13 Dec 2023
Why We’re Leaving Twitter, or “X”
For some time, our team at Diversifying Group have been considering quitting Twitter.
We had a lot of concerns that were steadily growing.
Is Twitter for us and the communities we represent anymore?
Are we harming rather than helping by remaining active on it?
Are we supporting someone’s words and actions that we do not believe in?
We closely observed the platform's transformation from a flawed but often informative space hosting diverse communities into something entirely different.
It was purchased by Elon Musk in October 2022 and, in our view, has deteriorated since. He gutted large portions of the team, workers responsible for crucial upkeep of the platform – critical system engineers and much of the trust and safety policy team. The latter are responsible for essential safeguarding such as spotting misinformation, spam, fake accounts, and impersonation. Those left were reportedly working long hours, overwhelmed, and overworked. This is not something we would ever want to endorse.
Shortly after, several notorious banned users were welcomed back to the platform. Trump was re-instated, as was Kanye West, Jordan Peterson, Andrew Tate, Tommy Robinson, and Katie Hopkins. Originally banned for a range of harmful speech including inciting violence, antisemitism, transphobia and misogyny, these indiscretions were swept under the rug. The message this sends, that hate speech may be tolerated, caused us to seriously question whether we wanted to be connected with such a platform.
Despite welcoming these controversial figures back, and the hate speech they espouse, Musk chose to ban the explicitly harmless terms “cis” and “cisgender.” Changes in policy meant that deadnaming on the platform (referring to a trans person by their name pre-transitioning) was now allowed. Unsurprisingly, a marked rise in hate speech and anti-LGBTQIA+ sentiments followed. And with a severely reduced moderation and safety team, little action was taken to address this.

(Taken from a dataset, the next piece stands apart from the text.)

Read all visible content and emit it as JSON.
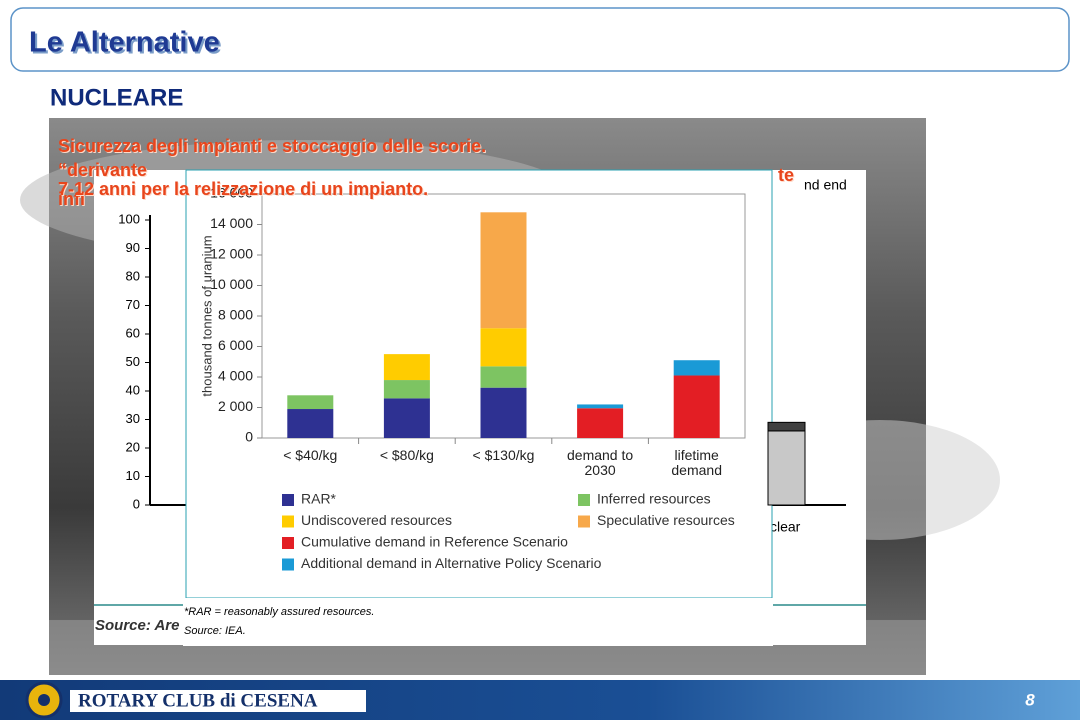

Anecdotally in our experience, the quality in content and functioning of algorithms have declined so drastically that it no longer feels like an effective and productive information-sharing platform. Twitter was far from perfect prior to this takeover, of course, but its redeeming factors of bringing communities together and shining a light on experiences lesser known and missing from the mainstream made it valuable to us. Unfortunately, this seems to be missing now.
What remains seems to prioritise profit generation by any means possible, often at the expense of human worth.
So, is now the time to leave Twitter?
We think yes, for now at least. Here’s a snippet from our full statement made on the platform:
“Our decision to leave X (Twitter) is rooted in our unwavering commitment to upholding the principles of diversity, inclusion, and a safe online community. We remain dedicated to connecting with you through alternative platforms where we can continue fostering meaningful conversations and spreading our positive message.”